I often don’t feel gamers have realistic expectations about this hobby, and this weekend, I found another shining example. Stand by for personal opinion.
I mentioned Blur on Twitter this weekend, complaining about high-level players hanging out in low-level lobbies and creaming the newbies — surely a sense of fair play would stop people from beating up on the younglings, right? Take some personal responsibilty and don’t be, as I called it, a douchebag. That led someone to comment that I shouldn’t be mocking anybody in the game’s “small, diminishing” community online — the insulting, unfounded suggestion being, you know, be thankful anybody is still playing your rapidly dying game.
Full lobby = Happy gamers
Small? Diminishing? What? Every time I log on to either 360 or PS3, there are hundreds, if not thousands, of people online, happily racing away. So I turned on my Xbox 360 right then and there, fired up Blur, and on Sunday afternoon, found 1,013 drivers in the multiplayer lobby.
For reference, the number of people do you need to play Blur online, technically, is just two. The number of people can you race with at one time in Blur is 20 (a console first), and those races are hilarious chaos. How many people were actually on at the moment of that flawed assumption? Fifty times more than you need to have the definitive Blur multiplayer experience. In fact, that’s 994 more drivers than I can even compete with in a race. I am absolutely not disappointed in that.
So when I Tweeted that number and questioned the “small” comment, I got three responses — all of which were some variation on “well, compared to Modern Warfare 2 and Halo, it’s small.”
Okay…but why are you comparing it to MW2 and Halo, since those examples are completely irrelevant? Those communities are unrelated. Compared to the critical and financial success of Titanic, The King of Kong is small — but I did not expect it to rake in billions of dollars. I did think it was a great film, and one I’ve watched more often and enjoyed more than Titanic, to be honest. Different films come with different expectations. So do people, for that matter — there’s only one Michael Jordan, and the rest of us are not lousy simply because he’s awesome.
Gamers, you cannot judge everything on one sole pinnacle example. Halo and MW2 and Gears of War are blockbusters, and different rules apply; those games have different expectations, both from the audience that play them and the people who made them. So to suggest that a game like Blur — and it could just as easily be any other game, like Hydro Thunder Hurricane or Puzzle Quest or even Steel Battalion — has an online audience that is “diminishing” because a handful of blockbuster games are more popular in pure player count, well, that’s very flawed logic at best and downright irresponsible at worst. It’s also more than a little arrogant — what, a game can’t succeed unless you play it?
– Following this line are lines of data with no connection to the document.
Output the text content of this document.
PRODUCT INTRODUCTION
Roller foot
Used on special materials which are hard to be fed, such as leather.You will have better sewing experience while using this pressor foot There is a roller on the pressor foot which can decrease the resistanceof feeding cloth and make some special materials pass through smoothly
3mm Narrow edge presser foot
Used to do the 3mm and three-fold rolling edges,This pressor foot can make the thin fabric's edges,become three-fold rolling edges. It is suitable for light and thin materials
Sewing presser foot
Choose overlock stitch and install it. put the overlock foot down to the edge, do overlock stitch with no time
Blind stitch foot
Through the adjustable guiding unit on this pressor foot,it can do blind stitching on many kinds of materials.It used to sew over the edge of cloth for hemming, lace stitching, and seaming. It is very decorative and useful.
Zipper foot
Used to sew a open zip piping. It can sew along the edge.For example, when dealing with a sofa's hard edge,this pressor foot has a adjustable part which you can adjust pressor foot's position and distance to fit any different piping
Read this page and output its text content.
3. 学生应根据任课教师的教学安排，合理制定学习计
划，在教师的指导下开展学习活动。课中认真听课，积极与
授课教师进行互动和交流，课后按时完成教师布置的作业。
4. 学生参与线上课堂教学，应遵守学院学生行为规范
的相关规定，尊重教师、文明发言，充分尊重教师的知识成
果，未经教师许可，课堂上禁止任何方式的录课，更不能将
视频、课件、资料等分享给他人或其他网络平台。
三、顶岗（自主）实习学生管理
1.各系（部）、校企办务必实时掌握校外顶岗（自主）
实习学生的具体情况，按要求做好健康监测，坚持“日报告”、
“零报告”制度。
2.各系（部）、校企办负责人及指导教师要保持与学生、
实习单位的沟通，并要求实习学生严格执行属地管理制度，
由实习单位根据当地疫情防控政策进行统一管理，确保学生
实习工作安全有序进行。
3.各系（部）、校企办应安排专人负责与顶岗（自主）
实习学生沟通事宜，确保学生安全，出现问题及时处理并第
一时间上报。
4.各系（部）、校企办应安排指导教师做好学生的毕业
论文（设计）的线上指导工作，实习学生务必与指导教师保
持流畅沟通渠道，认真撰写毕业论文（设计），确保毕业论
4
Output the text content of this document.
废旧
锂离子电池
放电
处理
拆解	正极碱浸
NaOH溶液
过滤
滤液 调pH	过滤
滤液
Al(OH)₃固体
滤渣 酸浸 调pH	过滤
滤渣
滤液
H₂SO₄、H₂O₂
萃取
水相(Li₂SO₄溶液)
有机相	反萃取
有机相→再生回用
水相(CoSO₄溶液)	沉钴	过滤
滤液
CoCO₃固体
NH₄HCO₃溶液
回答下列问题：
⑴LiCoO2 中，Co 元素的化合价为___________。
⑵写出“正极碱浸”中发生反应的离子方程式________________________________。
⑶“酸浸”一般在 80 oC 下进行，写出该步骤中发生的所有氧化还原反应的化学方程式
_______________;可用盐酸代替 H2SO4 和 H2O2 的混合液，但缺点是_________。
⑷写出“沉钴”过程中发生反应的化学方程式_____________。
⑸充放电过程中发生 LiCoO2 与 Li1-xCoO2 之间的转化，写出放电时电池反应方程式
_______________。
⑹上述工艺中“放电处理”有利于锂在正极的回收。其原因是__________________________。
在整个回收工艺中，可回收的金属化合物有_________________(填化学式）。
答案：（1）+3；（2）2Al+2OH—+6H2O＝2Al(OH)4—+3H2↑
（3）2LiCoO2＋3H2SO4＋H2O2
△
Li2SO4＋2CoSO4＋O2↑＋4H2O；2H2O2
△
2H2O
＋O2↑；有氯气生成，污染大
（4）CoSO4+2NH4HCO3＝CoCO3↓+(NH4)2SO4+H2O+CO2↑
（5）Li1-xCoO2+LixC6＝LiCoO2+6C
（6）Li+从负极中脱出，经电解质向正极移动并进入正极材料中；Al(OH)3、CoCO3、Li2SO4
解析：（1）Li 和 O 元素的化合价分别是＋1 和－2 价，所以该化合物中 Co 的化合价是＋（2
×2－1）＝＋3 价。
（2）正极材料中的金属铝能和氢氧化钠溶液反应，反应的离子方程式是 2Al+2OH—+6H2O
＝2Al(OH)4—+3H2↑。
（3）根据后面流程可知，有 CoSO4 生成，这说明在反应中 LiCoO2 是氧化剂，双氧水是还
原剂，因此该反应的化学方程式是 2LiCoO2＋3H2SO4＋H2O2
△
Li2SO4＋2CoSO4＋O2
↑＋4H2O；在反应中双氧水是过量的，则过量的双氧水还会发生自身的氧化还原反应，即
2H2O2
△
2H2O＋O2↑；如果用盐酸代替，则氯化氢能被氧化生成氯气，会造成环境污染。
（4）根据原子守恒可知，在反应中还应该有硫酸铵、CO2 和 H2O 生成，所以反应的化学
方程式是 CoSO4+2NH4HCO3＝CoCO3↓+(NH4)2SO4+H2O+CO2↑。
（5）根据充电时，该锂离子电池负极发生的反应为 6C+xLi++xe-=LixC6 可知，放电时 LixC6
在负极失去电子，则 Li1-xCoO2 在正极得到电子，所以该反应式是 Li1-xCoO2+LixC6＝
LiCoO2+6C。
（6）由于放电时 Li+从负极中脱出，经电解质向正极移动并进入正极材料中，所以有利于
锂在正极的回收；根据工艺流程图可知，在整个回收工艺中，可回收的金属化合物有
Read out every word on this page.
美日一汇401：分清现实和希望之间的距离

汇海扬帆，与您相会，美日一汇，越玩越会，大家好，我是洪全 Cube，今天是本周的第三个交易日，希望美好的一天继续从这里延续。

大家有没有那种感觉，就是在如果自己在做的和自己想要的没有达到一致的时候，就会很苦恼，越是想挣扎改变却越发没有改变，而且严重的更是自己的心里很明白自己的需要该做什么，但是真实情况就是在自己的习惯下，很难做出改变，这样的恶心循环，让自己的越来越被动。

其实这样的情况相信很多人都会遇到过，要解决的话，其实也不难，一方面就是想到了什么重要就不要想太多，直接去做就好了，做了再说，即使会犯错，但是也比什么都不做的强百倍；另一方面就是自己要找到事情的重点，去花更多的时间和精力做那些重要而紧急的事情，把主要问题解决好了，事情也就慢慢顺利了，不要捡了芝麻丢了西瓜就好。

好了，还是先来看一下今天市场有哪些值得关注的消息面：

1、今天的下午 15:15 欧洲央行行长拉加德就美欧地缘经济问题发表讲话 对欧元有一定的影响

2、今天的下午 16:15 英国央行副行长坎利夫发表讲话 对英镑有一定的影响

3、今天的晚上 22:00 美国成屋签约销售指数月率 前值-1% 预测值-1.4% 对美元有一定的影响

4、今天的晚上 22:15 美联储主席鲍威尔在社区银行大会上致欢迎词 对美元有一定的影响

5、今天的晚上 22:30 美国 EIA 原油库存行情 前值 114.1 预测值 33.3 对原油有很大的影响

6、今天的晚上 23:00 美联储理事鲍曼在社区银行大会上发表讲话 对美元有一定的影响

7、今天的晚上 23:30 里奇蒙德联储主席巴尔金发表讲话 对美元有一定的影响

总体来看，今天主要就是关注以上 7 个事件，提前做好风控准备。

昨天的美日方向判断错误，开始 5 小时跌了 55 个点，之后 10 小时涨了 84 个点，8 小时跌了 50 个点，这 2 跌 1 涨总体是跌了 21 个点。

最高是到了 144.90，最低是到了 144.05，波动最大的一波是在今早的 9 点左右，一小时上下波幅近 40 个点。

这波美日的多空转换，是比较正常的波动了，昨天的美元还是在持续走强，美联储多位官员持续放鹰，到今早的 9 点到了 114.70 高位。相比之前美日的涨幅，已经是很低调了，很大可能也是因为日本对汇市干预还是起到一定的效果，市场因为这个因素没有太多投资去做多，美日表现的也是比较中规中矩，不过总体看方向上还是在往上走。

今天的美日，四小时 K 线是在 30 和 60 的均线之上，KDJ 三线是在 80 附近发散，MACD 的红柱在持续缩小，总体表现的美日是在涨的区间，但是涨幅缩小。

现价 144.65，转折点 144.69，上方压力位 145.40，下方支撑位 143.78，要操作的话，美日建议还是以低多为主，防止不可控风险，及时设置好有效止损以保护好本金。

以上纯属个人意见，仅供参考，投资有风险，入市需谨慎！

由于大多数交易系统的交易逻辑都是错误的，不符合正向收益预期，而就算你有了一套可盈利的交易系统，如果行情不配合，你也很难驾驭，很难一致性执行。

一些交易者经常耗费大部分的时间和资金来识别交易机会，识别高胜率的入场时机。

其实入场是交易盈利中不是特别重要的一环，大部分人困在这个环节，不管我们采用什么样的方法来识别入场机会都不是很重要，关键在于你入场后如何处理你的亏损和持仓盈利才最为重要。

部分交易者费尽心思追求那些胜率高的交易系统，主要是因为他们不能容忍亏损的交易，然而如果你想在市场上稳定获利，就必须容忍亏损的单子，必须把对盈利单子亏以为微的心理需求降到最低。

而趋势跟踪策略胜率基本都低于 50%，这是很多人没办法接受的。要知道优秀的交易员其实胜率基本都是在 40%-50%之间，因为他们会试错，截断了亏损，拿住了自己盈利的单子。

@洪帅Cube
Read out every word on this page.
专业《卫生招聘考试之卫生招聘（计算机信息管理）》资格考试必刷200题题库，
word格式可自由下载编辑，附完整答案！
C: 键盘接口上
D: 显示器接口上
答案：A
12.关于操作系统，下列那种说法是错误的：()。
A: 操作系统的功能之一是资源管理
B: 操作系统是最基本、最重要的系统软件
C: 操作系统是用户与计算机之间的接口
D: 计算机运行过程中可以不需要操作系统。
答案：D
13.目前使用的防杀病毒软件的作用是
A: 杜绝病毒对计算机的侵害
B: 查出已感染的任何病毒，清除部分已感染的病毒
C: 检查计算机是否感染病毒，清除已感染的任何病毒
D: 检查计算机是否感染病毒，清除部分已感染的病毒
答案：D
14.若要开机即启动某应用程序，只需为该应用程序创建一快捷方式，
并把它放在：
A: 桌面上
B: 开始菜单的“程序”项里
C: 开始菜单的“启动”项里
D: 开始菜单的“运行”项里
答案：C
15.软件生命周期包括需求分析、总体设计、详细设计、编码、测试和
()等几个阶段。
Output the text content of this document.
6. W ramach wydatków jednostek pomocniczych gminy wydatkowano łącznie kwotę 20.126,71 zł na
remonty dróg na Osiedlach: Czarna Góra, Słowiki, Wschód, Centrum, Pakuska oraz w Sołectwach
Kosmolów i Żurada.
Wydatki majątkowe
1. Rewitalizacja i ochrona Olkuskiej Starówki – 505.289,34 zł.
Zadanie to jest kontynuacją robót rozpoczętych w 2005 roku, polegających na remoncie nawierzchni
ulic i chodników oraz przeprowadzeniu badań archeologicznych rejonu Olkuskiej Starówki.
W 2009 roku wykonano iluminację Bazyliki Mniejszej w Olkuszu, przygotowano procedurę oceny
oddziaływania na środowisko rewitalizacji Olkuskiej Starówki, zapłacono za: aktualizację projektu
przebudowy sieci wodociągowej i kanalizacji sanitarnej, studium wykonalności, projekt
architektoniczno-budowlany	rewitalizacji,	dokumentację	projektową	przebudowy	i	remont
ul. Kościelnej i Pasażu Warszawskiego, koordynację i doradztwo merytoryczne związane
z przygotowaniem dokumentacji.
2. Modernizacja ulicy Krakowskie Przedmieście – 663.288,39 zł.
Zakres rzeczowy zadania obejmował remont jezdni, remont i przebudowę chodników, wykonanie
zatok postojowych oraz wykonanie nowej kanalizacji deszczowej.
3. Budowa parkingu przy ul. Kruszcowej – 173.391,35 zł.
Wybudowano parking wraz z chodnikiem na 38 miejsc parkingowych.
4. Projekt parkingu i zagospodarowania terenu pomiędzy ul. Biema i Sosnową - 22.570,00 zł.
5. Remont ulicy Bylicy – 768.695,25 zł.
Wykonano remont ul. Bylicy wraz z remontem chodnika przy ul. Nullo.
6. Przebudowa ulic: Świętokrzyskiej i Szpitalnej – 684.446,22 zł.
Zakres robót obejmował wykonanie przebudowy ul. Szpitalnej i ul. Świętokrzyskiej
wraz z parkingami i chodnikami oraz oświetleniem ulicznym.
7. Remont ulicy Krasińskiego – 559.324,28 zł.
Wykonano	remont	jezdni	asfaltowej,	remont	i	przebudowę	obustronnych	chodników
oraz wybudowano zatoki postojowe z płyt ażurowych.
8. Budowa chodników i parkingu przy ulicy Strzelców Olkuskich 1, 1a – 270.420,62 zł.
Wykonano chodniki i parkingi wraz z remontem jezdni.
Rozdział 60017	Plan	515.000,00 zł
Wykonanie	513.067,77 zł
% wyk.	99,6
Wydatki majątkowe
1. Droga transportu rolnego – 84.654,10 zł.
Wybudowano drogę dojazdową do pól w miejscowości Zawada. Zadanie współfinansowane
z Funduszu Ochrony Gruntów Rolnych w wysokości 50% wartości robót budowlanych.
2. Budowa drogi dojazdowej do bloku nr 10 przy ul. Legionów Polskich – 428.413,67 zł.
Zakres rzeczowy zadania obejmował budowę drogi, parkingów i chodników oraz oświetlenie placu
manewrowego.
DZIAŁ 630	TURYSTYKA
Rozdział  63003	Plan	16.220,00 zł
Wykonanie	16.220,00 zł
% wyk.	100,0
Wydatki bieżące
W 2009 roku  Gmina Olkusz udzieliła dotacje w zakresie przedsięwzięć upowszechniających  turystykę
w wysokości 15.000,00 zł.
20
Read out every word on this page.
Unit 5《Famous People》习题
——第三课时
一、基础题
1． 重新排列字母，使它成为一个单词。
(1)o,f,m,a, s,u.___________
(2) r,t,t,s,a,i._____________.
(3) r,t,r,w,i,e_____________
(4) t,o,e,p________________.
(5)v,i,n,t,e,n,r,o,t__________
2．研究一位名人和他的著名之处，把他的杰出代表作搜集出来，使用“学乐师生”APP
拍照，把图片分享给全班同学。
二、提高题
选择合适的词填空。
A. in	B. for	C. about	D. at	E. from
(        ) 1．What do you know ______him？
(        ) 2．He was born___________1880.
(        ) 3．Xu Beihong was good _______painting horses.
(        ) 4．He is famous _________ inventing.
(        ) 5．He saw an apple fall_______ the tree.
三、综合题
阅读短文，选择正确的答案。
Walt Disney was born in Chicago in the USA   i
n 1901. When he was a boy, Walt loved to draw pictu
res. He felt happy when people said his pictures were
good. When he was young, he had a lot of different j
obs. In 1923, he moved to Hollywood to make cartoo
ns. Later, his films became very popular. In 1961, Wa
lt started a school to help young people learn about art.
I demand more players! MORE!
I’m going to invoke a mantra that a lot of gamers like to bring up: quality over quantity. When I sign in for multiplayer on any game, I just want a good time. As long as there are enough people online in Blur for me to have a satisfying race — generally 10 or 20 people, for my tastes — I don’t really care how many other people are logged on, because I’m not racing them right now. It’s great when I can choose from several lobbies, but why do I care about the people I am not racing? It’s like suggesting that you can’t have fun in a four-player game of Monopoly unless there are five or six other games going on simultaneously in the same room — that’s just stupid. When I play Blur, I want a handful of drivers looking for competition, like me. From Sunday afternoon’s quick glimpse, finding those drivers was clearly not a problem.
Still, I was curious. Before I left for work this morning — 8:30am Pacific — I fired up both the 360 and the PS3 to see how many people were playing Blur. Player count in the Xbox 360 lobbies: 773. I was expecting a lot less — I mean, Monday morning, right? So I switched over to PS3 and found…1,097. That’s even more than I found on Sunday afternoon.
Diminishing my ass.
But that’s not the point. The point is that each game has its own community with its own multiplayer expectations, and you can’t mix them up because they are different beasts entirely. As long as the game you play has enough players to meet your expectations online, nothing else matters.